State of the Art Model Deployment

Deploying Machine Learning Models with Predictive Model Markup Language

Machine Learning (ML) is now used in many aspects of our lives. Some popular examples of ML applications include weather forecasts, ads on web pages, and voice services like Siri or Alexa. Companies are realizing that data science can bring great benefits to their business and as such, data scientists are in high demand. Machine Learning is at the heart of data science.

Photo by rawpixel on Unsplash

The normal life cycle of a machine learning model includes several stages, see Fig. 1.

Figure 1. The machine learning model lifecycle.

There are countless online courses and articles about preparing the data and building models but there is much less material about model deployment. Yet, it is precisely at this stage where all the hard work of data preparation and model building starts to pay off. This is where models are used to score (or get predictions for) new cases and extract the benefits.

My intent here is to fill this gap, so that you will be fully prepared to deploy your model using time tested resources. You’ll learn about an open standard and the state of the art of model deployment.

Solving the Deployment Problem

Model deployment can frequently cause a number of problems due to the fact that model building and deployment is often handled by different teams. Data scientists or statisticians typically build the models, while IT employees, webmasters, or database administrators are tasked with deploying them into production. Often those teams work in different environments, possibly on different continents, using different software products, with different programming languages, operating systems or file systems. Additionally, a model cannot be deployed just by itself. The data preparation steps applied to the training data before model building needs to be applied to the new data before model scoring. Often it is not easy to preserve and re-create those steps. Without standards, developers may have to reimplement the model in a different language before it could be deployed. This, of course, is a very slow and error-prone approach.

Fortunately, in the late 1990’s Professor Robert Grossman, then at University of Illinois at Chicago, organized the Data Mining Group (DMG), a group of companies working together on open standards for predictive model deployment. IBM was among the founding members of the group, and still remains a leading member. Another founding member was SPSS, a company started 50 years ago with a product called “Statistical Package for Social Sciences”. IBM acquired SPSS in 2009. I have been fortunate to work at SPSS and later IBM for more than 18 years and to participate in DMG since 2001. The first standard the group created was PMML, Predictive Model Markup Language. It is a standard for representing models in XML. In 1997 version 0.7 was released, but not much is now known about this version. Version 1.1 came out in 2000 and it had only six models. PMML has experienced tremendous growth since those early days. The last released version is 4.3, it includes 16 different models plus MiningModel element which allows different ways to combine several models by creating their ensembles and compositions. There is also a rich set of data transformations that can be expressed in PMML both for data preprocessing and for post-processing of model predictions.

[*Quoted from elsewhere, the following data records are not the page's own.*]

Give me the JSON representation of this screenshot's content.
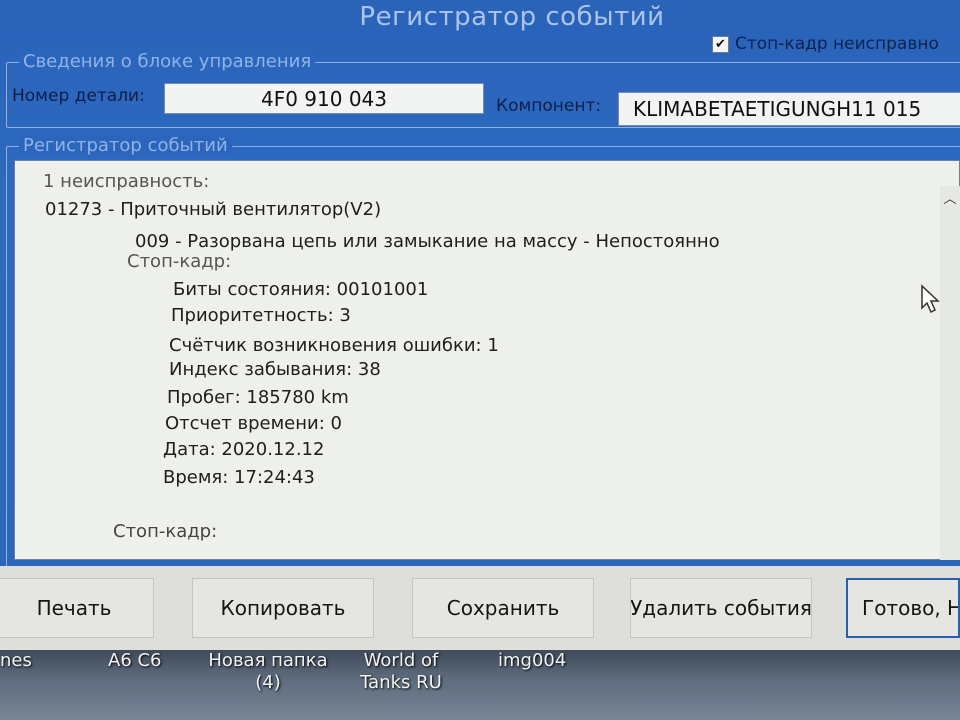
{
  "window": {
    "title": "Регистратор событий",
    "stop_frame_checkbox": {
      "label": "Стоп-кадр неисправно",
      "checked": true
    }
  },
  "control_unit": {
    "group_title": "Сведения о блоке управления",
    "part_number_label": "Номер детали:",
    "part_number": "4F0 910 043",
    "component_label": "Компонент:",
    "component": "KLIMABETAETIGUNGH11 015"
  },
  "event_log": {
    "group_title": "Регистратор событий",
    "lines": [
      "1 неисправность:",
      "01273 - Приточный вентилятор(V2)",
      "009 - Разорвана цепь или замыкание на массу - Непостоянно",
      "Стоп-кадр:",
      "Биты состояния: 00101001",
      "Приоритетность: 3",
      "Счётчик возникновения ошибки: 1",
      "Индекс забывания: 38",
      "Пробег: 185780 km",
      "Отсчет времени: 0",
      "Дата: 2020.12.12",
      "Время: 17:24:43",
      "Стоп-кадр:"
    ]
  },
  "buttons": {
    "print": "Печать",
    "copy": "Копировать",
    "save": "Сохранить",
    "delete_events": "Удалить события",
    "done": "Готово, На"
  },
  "desktop": {
    "items": [
      "nes",
      "A6 C6",
      "Новая папка (4)",
      "World of Tanks RU",
      "img004"
    ]
  },
  "colors": {
    "window_bg": "#2b66bd",
    "log_bg": "#eef0ec",
    "buttons_bg": "#dedfdb"
  }
}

Currently, more than 30 companies and open source projects support PMML.

Predictive Model Markup Language

PMML is primarily used to describe the input data, the transformations applied to it, and the model(s) using elements and attributes in XML defined by the PMML standard. This standard specifies those elements and attributes using XML schema, and the documentation (in HTML) describes the scoring procedure for each model, as well as some additional restrictions on the elements and attributes not captured by the schema.

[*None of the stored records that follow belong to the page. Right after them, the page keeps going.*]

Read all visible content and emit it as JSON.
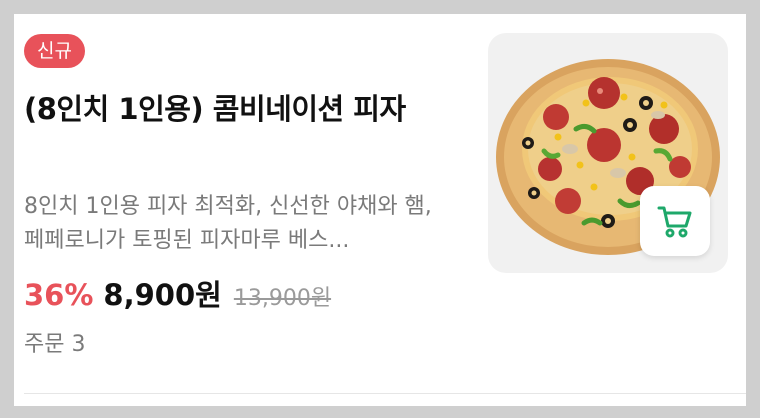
{
  "product": {
    "badge": "신규",
    "title": "(8인치 1인용) 콤비네이션 피자",
    "description": "8인치 1인용 피자 최적화, 신선한 야채와 햄, 페페로니가 토핑된 피자마루 베스...",
    "discount": "36%",
    "price": "8,900원",
    "original_price": "13,900원",
    "orders": "주문 3"
  },
  "icons": {
    "cart": "shopping-cart-icon"
  },
  "colors": {
    "accent": "#e8525a",
    "cart_icon": "#1ea86a"
  }
}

Thus, once a model is built in one PMML-compliant product or open source package, it can be exported in PMML and then easily imported into another PMML-compliant application or open source package, potentially from a different company or project. This approach makes model deployment efficient and reliable.

Later in this article we will go over how to use two popular open source machine learning packages that can export PMML. Before diving into these open source options, we first have to discuss decision trees.

Building a Decision Tree Model

Decision trees have been used in ML for a very long time. A tree is a very simple model that provides easily explainable results. There are many algorithms for building a decision tree from data (e.g. C&RT, Chaid, QUEST, C5), but the resulting models are structurally the same or very close, and scoring does not depend on the way the tree was created. For many real life datasets a single decision tree cannot provide a very accurate model, but a combination (ensemble) of trees can. Random forest and XGBoost are two examples of accurate models built with multiple trees. Such models have been winning Kaggle competitions for many years now.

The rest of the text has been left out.